In its filing, the administration included a declaration from the deputy director of the U.S. Secret Service saying more work on the site of the former White House East Wing is still needed to meet the agency’s “safety and security requirements.” The administration has offered to share classified details with the judge in an in-person setting without the plaintiffs present.
The government’s response to the lawsuit offers the most comprehensive look yet at the ballroom construction project, including a window into how it was so swiftly approved by the Trump administration bureaucracy and its expanding scope.

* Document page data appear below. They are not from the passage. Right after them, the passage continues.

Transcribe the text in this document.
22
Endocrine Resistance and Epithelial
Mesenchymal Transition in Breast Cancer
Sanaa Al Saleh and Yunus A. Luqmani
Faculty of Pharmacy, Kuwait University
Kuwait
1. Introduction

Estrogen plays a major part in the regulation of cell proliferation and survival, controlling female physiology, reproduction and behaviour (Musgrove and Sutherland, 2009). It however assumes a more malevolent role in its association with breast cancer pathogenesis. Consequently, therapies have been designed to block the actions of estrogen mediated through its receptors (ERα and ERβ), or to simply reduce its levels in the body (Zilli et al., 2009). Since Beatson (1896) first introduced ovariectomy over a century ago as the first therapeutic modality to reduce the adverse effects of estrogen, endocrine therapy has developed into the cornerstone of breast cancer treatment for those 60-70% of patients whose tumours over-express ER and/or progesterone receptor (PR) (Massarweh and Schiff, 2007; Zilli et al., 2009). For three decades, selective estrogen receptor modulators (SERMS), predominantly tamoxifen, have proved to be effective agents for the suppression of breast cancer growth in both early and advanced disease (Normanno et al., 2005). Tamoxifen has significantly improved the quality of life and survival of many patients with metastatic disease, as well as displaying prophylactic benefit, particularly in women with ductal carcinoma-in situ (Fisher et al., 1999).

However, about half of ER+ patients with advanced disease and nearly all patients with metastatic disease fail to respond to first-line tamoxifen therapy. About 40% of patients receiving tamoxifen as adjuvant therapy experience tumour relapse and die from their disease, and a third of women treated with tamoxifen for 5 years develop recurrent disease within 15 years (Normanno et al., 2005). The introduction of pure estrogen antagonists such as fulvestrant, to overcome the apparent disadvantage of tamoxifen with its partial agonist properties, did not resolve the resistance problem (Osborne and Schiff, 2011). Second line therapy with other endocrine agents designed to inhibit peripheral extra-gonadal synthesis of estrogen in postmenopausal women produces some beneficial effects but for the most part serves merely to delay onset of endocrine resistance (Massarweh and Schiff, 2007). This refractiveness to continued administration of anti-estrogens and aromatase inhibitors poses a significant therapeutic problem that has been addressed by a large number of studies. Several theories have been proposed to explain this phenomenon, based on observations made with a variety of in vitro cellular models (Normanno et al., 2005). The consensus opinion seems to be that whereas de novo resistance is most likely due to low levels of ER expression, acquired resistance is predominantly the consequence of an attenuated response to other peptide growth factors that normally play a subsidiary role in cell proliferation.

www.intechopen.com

The filings assert that final plans for the ballroom have yet to be completed despite the ongoing demolition and construction work. Below-grade demolition of the site continues, wrote John Stanwich, the Park Service’s liaison to the White House, and work on the foundations is set to begin in January. Above-grade construction “is not anticipated to begin until April 2026, at the earliest,” he wrote.
The National Trust for Historic Preservation, a privately funded group, is asking the U.S. District Court to block Trump’s ballroom addition until it goes through comprehensive design reviews, environmental assessments, public comments and congressional debate and ratification.
Trump had the East Wing torn down in October as part of the project to build an estimated $300 million, 90,000-square-foot ballroom before his term ends in 2029.
The project has prompted criticism in the historic preservation and architectural communities, and among his political adversaries, but the lawsuit is the most tangible effort thus far to alter or stop the president’s plans for an addition that itself would be nearly twice the size of the White House before the East Wing’s demolition.
A hearing in the case was scheduled Tuesday in federal court in Washington.